There was no end to this until every crumble was swallowed and I was left with a distinct, slowly receding feeling on my soft palate. I was infinitely charmed.

I unearthed my German edition of Julie Sahni’s classic on subcontinental cuisine and learnt the words khoya, chhena, rabrri. I acquired Adamic powers and upon every new word in our visits to Brar’s in Brampton, mitthai of my choice ended up in small boxes for instantaneous consumption.

As time progressed, the primal visitation was taking on multifarious forms. Sometimes I would assemble what a linguist might term a ‘synchronic group‘, one consisting of only barfis, other times I would listen to my initiator and got a more diachronic collection (also entering some breaks between eating one and the next piece of sweet).

All that was before I got high on elaichi and bought my first pound of Mathura ka Perra – a small, pear-shaped sweet with the  color of burnt butter, softly shining with ghee (when fresh). The delight of this sweet that infuses all tissues in one’s mouth with an intense, khoya-tempered taste of cardamom is difficult to describe with words other than perpetual rupture.

You break off a small piece and place it straight on your tongue, the rest is magic. The best way to elate yourself is indeed homeopathic. Small pieces imparted to your system every hour or so with an onset of desire keep your mind and spirit in lucid clouds.

The ‘stuff’ even has measurable medical effects: when I fell sick with carbon monoxide poisoning at the end of last year, a perra turned out to be the emergency katapotia (an ancient-Greek term for a medicine-infused ball to be swallowed, in old Egypt routinely prepared with bread dough, honey and grease). It cleared my dizzy head and calmed down my agitated stomach.

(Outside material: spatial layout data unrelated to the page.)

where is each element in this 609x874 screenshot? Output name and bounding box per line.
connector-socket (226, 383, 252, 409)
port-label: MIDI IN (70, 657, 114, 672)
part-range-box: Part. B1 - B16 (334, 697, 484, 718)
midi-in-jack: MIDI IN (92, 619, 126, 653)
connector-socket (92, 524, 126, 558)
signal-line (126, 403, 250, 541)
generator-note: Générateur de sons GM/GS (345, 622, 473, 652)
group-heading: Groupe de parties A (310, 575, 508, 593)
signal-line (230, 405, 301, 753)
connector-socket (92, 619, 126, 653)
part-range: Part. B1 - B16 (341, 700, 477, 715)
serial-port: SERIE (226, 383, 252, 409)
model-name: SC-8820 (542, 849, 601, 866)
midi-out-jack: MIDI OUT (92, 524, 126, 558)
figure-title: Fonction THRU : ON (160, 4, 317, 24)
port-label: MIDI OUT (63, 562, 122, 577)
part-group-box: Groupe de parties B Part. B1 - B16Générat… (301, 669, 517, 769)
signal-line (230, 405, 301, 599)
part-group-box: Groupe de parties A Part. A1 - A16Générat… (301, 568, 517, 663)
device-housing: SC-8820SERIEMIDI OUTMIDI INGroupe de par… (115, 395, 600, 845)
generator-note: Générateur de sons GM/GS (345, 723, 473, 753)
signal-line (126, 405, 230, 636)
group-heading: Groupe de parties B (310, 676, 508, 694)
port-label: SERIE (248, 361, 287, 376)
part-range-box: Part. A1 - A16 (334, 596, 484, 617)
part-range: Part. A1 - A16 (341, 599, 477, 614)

You won’t find Mathura ka Perra everywhere, and it’s good that it is so. It makes you self-induce the effects of the cardamom grace in the absence of the substance itself, feel gracious enough on your wife, husband, or lover to consider sharing the sweetness with them, and, on a more general level, be positively disposed towards humanity at large.

Even if the perra quality inexplicably changes and you pass by its sanctum sanctorum in Brar’s and don’t inflict damage on your wallet, you feel one with the universe which is now permeated with elaichi-cum-khoya essence.

You’ve arrived at home, no more a commuter.

You can now move on to the criminally delicious ‘Milk Cake‘.


June 11, 2016
 

Conversation about this article

1: Jaswant Singh (New York, USA), June 12, 2016, 7:48 AM.

You've made my mouth water! Off I go to our local mitthai shop today.

2: Kiran Kaur (Liverpool, United Kingdom), June 12, 2016, 7:51 AM.

That's exactly how I remember my own discovery of mitthai when I was a child. You've captured my experience so vividly, albeit yours being in adulthood.